June doesn’t come down, so we get serious on the couch, and at midnight the station signs off with the national anthem. We smooch at the front door until my knees get noodley, then Tony goes out to the grunting of frogs that sound exactly like pigs. I close the door softly and go upstairs to my bedroom where my five-year-old brother Cal is “powered-down” on the rug, which is more usual than not, then throw myself into bed without bothering to undress. I think of Saigon and those refugees crowding on rooftops, and soon I’m dreaming of evacuation helicopters landing on Chinaberry Road and soldiers yelling for us to hurry. I stumble over a grunting pig and Tony catches me. Propellers chop the stifling air and dust swirls as they pull us onboard.
“Anyone else?” a captain shouts over the engines.
“We’re the last,” I lie.
“What about the pigs?” Tony asks, and I yell you can’t escape the pigs if you take them with you. The turbine whines, the floorboard tilts and we loft into the sky. They whisk us to a music club in Los Angeles I’ve read about, where I belt out “Ball and Chain.” Uncle Mercury’s in the audience with the point of an ice pick buried in his forehead and blood dripping down.
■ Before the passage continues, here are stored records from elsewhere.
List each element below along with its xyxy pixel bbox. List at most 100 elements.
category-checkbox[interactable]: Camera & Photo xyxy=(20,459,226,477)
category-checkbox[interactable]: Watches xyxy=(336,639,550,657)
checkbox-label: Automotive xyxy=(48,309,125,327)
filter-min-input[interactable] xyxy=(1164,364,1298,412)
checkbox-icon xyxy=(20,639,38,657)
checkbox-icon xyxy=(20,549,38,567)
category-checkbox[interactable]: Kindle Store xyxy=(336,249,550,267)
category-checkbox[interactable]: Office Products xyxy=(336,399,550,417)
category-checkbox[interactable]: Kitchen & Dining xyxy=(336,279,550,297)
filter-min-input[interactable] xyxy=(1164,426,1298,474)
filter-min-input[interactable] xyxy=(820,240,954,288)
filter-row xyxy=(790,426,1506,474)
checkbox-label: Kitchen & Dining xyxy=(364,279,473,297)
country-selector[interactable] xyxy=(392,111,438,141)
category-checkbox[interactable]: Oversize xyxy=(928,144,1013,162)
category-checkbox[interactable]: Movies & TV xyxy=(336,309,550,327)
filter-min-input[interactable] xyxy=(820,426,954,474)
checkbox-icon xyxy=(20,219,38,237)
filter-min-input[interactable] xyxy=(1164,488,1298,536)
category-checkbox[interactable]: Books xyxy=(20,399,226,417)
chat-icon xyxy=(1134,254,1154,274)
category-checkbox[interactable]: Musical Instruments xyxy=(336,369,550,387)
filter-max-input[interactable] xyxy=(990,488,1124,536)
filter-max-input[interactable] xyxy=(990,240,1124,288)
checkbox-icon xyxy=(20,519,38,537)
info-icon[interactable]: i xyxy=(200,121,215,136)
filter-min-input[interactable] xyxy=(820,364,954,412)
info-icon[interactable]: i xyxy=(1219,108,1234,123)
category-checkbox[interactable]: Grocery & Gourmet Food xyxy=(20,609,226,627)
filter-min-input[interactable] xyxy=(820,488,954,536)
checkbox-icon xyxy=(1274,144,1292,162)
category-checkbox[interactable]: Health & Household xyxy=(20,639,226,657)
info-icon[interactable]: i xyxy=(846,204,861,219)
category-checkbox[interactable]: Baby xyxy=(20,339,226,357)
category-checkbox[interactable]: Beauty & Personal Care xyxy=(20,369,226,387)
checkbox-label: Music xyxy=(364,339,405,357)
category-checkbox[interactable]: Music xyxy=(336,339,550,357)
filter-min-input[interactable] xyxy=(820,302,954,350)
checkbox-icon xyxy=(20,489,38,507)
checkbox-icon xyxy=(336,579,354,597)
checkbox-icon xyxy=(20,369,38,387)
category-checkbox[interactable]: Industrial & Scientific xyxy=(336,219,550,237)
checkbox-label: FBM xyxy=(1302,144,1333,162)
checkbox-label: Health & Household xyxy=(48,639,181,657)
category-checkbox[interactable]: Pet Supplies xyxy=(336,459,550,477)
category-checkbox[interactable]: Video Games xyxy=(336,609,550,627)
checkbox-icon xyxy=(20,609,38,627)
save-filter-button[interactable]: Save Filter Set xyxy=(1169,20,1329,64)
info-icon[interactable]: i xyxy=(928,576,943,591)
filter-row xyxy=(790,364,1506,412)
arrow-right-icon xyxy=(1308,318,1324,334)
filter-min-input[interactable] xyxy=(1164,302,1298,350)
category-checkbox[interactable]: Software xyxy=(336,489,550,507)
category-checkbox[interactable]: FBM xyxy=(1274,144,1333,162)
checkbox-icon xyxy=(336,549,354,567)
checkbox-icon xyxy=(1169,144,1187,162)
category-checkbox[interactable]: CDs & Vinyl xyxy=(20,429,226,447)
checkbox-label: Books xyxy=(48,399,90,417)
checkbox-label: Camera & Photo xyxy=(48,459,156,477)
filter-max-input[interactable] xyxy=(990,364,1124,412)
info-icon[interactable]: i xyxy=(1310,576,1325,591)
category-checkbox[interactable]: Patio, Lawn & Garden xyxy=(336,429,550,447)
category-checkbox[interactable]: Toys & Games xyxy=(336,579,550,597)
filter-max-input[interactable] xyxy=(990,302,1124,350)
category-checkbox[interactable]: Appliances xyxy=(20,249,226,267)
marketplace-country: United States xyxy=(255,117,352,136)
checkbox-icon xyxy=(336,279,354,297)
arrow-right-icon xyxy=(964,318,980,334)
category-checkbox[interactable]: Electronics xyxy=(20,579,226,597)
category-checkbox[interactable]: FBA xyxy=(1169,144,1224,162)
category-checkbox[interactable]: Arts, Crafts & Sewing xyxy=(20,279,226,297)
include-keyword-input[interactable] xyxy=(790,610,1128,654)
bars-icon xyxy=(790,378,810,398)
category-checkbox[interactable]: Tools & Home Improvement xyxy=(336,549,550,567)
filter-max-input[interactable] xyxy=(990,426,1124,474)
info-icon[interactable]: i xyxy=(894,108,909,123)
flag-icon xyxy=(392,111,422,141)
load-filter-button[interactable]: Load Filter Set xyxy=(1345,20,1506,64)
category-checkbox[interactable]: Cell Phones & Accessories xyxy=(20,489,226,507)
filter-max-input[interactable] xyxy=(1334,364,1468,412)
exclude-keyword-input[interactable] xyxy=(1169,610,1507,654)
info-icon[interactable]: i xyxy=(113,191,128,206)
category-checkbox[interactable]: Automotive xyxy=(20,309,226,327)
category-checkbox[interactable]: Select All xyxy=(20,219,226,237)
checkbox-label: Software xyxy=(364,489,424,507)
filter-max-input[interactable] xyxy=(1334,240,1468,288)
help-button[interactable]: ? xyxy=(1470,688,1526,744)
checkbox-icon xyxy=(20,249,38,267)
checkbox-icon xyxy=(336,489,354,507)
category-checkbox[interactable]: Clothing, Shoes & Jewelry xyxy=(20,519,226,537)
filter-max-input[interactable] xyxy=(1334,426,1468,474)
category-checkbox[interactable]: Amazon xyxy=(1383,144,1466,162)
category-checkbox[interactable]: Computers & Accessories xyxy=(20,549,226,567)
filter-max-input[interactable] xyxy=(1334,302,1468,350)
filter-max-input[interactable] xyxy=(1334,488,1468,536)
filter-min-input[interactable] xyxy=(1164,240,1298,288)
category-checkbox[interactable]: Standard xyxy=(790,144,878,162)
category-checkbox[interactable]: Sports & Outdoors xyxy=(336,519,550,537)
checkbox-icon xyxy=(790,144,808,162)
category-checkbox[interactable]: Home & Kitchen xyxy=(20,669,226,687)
But that’s just a dream and dreams are like bug splats on windshields. Only money is important as money is the harbinger of all good things. Like June, I’m constantly scheming how to get it. Not to save Prosperity, but to escape it to some cooler clime where rivers run clear rather than brown, houses are built on rock instead of mud, and you don’t need window screens to avoid a transfusion. But my schemes go the way of bugs on the highway, and thus I remain ball and chained to this hated plantation because I’m a third generation pauperess and June won’t let me drive until I’m eighteen. She claims young women have twitchy limbs that cause them to veer off the asphalt and plunge into the nearest body of water, drowning everyone in the car. She says she dreamed of a coffin floating down Bayou Larose and she’s convinced someone in the family will drown. She dreams of coffins and I dream of Uncle Merc, and a week later he’s found dead in the bathroom of his “hermitage” on Rabbit island. The tub is full and he’s slumped over with his head in the water and blood all over, so does that satisfy the prophecy? I won’t know until I ask Madam Lucrecia. She knows everything.